KTH Applied Physics seminars

High-visibility single-shot readout for superconducting qubits in cavities

by Patrice Bertet (CEA)

Europe/Stockholm
FR32

FR32

Description
The biggest challenge for quantum information processing with superconducting circuits is to obtain qubits with long coherence times and a high fidelity readout. Major progress in the control of coherence has recently been achieved with a new circuit design where a transmon qubit is measured by a coplanar waveguide resonator (CPWR), yielding reproducibly long coherence times thanks to the transmon insensitivity to major decoherence sources in superconducting qubits and to the well-controlled electromagnetic environment provided by the CPWR. However, a high-fidelity single-shot readout of the transmon quantum state is still lacking.
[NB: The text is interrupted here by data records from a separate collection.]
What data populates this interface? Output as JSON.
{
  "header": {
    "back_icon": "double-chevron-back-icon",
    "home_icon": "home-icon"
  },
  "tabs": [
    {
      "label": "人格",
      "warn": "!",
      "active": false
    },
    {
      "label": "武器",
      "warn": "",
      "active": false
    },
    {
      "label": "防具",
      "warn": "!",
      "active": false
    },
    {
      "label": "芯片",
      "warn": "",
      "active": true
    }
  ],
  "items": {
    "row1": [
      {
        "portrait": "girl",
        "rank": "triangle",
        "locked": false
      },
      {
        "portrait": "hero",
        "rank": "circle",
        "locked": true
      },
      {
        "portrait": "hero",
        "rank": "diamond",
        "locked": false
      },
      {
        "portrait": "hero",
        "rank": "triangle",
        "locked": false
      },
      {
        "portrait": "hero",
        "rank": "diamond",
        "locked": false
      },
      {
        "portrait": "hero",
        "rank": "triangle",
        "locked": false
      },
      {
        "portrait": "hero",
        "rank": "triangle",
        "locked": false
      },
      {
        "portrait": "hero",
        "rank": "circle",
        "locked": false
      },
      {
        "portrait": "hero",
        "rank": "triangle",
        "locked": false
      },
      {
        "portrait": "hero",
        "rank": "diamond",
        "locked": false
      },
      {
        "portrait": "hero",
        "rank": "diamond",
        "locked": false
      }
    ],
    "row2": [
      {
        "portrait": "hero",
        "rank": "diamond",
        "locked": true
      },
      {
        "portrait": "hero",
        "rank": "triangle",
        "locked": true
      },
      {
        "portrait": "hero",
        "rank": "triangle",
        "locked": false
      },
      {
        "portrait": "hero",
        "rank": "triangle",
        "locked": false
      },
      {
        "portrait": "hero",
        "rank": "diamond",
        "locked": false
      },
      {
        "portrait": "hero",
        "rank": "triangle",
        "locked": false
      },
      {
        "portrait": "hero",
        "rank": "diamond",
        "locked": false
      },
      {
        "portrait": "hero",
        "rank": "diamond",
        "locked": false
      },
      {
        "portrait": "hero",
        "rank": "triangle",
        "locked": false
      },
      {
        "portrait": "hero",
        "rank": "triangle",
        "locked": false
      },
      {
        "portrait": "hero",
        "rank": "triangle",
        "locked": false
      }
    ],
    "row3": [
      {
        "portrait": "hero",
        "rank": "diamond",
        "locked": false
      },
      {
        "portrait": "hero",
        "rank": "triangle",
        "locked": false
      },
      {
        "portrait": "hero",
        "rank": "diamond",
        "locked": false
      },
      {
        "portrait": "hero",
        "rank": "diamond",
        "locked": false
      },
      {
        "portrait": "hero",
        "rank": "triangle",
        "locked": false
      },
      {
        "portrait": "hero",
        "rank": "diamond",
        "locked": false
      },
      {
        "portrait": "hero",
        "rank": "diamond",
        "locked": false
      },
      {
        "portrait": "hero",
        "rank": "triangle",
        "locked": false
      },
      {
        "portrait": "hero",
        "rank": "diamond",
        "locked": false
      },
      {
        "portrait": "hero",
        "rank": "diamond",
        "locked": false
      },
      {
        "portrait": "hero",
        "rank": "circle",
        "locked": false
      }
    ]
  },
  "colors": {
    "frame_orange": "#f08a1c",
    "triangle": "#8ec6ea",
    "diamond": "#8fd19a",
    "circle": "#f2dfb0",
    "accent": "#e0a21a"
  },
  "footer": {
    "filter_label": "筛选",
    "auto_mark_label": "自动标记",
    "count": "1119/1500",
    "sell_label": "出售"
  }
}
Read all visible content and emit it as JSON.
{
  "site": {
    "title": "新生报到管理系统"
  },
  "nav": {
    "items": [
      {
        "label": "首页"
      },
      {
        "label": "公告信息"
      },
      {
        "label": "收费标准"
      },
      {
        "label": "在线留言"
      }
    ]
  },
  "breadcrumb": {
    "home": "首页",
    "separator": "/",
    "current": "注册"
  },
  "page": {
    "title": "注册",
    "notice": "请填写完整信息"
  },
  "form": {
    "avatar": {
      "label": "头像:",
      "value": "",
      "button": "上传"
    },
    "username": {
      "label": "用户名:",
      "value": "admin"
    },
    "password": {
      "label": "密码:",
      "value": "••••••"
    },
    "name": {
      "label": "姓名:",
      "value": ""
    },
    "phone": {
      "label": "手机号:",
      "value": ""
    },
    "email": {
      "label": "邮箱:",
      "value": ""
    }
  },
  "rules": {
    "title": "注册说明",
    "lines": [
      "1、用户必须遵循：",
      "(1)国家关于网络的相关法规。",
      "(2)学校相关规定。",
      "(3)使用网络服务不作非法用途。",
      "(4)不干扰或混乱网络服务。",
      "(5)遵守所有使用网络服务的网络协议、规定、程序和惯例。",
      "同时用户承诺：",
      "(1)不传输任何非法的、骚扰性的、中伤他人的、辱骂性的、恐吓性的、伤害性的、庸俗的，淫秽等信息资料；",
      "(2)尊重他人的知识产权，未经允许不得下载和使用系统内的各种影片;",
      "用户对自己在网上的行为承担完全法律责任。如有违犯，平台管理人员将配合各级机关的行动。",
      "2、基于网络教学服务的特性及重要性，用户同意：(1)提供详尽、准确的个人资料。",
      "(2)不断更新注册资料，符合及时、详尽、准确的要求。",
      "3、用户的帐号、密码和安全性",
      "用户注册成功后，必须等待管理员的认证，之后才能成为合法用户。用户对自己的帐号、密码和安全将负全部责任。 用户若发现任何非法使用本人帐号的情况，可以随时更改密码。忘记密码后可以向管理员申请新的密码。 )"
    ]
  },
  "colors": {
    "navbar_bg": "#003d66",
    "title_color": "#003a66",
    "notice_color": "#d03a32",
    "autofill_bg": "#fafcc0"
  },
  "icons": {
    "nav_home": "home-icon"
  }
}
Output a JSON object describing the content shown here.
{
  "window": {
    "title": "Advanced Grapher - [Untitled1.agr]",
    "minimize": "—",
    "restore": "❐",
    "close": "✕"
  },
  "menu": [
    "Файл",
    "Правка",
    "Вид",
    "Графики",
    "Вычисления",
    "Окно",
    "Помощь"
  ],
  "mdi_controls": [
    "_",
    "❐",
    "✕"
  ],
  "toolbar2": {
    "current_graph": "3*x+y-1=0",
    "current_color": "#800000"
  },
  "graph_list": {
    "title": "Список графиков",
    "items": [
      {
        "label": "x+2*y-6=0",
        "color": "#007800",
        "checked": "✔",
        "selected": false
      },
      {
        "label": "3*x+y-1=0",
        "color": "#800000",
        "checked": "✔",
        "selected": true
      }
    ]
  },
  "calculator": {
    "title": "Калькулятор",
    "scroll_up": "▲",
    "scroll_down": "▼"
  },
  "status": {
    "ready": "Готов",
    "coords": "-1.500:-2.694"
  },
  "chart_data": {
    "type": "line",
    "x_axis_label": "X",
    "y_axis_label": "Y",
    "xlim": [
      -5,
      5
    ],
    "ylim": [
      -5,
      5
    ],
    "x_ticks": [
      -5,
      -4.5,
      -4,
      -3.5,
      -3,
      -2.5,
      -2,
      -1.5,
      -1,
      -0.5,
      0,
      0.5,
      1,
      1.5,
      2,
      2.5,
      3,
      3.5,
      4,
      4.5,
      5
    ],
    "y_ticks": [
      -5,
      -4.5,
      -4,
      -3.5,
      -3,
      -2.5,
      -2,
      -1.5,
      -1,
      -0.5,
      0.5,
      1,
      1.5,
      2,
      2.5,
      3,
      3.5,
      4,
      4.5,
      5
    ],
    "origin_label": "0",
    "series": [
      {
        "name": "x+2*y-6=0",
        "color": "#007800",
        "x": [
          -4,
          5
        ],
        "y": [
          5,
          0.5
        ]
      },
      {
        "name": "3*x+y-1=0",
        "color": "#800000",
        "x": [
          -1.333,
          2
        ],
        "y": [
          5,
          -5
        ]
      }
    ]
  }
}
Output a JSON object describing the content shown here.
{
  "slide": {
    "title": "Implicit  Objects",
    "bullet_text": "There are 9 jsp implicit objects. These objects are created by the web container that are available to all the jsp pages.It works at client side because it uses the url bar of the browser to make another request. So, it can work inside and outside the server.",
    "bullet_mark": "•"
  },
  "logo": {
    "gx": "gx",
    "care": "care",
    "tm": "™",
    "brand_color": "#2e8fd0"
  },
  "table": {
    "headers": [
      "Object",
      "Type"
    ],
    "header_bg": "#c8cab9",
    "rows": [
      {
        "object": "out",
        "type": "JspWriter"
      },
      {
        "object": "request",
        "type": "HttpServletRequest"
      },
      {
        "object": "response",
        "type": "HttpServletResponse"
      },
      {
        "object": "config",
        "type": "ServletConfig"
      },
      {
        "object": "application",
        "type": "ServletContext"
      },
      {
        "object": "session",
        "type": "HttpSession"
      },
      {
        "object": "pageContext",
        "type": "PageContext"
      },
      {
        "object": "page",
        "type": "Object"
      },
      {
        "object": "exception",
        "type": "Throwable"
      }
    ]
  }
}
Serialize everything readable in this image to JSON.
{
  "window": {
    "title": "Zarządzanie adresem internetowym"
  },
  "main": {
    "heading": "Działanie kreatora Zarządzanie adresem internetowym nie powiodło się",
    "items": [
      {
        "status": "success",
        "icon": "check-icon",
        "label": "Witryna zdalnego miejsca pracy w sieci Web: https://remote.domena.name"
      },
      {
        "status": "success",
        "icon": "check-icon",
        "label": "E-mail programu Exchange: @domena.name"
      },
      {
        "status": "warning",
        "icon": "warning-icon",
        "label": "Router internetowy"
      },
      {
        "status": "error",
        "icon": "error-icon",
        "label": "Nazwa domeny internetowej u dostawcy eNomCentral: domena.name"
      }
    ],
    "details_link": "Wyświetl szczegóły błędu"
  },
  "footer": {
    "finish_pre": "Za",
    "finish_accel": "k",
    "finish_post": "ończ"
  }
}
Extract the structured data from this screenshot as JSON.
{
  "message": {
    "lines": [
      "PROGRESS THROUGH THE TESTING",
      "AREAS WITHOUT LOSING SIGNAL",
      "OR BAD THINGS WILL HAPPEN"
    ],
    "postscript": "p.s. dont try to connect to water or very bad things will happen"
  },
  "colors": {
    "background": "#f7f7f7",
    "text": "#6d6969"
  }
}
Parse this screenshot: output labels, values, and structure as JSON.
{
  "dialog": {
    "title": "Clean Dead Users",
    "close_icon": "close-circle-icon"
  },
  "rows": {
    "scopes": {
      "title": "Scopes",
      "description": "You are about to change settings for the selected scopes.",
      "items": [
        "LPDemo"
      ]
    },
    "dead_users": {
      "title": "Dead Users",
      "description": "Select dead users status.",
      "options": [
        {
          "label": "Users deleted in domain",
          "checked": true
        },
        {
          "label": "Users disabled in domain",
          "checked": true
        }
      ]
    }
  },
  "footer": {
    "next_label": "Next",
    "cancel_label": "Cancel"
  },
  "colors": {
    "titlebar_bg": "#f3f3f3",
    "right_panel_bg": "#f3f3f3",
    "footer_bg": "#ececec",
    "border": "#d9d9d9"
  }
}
Indeed, the readout method based on the qubit-state-dependent phase shift of a microwave pulse transmitted through (or reflected by) the resonator, lacks the required signal-to-noise to discriminate the two qubit states in a time shorter than the qubit relaxation time. To overcome this limitation we use instead a sample-and-hold detector that allows fast measurement and single-shot discrimination. This detector is a Josephson Bifurcation Amplifier (JBA), capacitively coupled to the qubit. We report Rabi oscillations with high visibility (94%) together with long coherence times. By performing two successive measurements, we also demonstrate that the readout process does not induce extra qubit relaxation.